Cost of Goods Sold Analysis | ||||||||||
- Manufacturing Business | For the six months ended June 30, | |||||||||
2020 | 2019 | change | ||||||||
US$ million | % | US$ million | % | % | ||||||
Main Material Costs | 869.4 | 41.7 | 1,085.0 | 45.2 | (19.9) | |||||
Direct Labor Costs & Production Overheads | 1,215.8 | 58.3 | 1,316.9 | 54.8 | (7.7) | |||||
Total Cost of Goods Sold | 2,085.2 | 100.0 | 2,401.9 | 100.0 | (13.2) | |||||
Given the uncertainties surrounding the future development of the COVID-19 pandemic, the Group has and will continue to further fine-tune its production capacity and impose strict cost control measures, to pave the way to restore optimal operational efficiency.
Pou Sheng's gross profit margin declined to 30.0% in the six months ended June 30, 2020, compared to 34.5% in the same period of last year, which was mainly attributed to increased promotional activities in order to motivate and revive consumer demands following the re-opening of the Group's B&M stores in China after COVID-19 lockdowns.

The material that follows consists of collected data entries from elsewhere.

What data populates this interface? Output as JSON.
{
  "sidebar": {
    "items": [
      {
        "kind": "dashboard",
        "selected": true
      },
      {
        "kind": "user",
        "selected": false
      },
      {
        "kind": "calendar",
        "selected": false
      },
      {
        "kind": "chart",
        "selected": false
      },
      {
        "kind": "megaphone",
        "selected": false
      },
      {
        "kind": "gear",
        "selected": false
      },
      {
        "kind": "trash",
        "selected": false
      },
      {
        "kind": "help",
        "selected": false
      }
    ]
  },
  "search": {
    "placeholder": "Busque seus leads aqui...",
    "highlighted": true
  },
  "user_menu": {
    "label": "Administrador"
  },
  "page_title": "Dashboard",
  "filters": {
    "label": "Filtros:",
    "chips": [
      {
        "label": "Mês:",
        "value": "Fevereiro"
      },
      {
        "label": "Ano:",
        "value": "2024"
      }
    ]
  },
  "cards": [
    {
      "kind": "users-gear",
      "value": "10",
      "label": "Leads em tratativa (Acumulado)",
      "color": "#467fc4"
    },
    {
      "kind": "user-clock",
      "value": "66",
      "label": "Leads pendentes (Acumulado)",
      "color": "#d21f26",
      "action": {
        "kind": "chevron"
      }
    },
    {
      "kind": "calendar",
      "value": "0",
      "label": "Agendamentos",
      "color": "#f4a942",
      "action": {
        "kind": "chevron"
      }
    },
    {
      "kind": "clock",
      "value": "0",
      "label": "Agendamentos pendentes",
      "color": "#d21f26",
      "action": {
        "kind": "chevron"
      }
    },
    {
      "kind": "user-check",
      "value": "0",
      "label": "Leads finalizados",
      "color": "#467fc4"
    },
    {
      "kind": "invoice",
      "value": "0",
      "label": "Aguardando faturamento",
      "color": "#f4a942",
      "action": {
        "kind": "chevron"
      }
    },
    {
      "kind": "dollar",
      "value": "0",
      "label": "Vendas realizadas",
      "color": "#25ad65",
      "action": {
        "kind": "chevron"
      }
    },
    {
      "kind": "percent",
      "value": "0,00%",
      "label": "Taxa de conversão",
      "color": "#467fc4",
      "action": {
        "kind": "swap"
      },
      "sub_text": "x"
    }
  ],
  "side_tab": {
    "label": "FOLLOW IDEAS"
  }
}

The Group's total selling and distribution expenses for the first half of 2020 declined to US$480.2 million (first half of 2019: US$622.9 million), equivalent to approximately 11.8% (first half of 2019: 12.3%) of revenue.
Administrative expenses for the first half of 2020 amounted to US$303.0 million (first half of 2019: US$337.2 million), equivalent to approximately 7.4% (first half of 2019: 6.6%) of revenue.
Other expenses for the first half of 2020 surged to US$191.1 million (first half of 2019: US$128.6 million), equivalent to approximately 4.7% (first half of 2019: 2.5%) of revenue. The increase was mostly attributable to one-off charges arising from factory adjustments on the manufacturing side.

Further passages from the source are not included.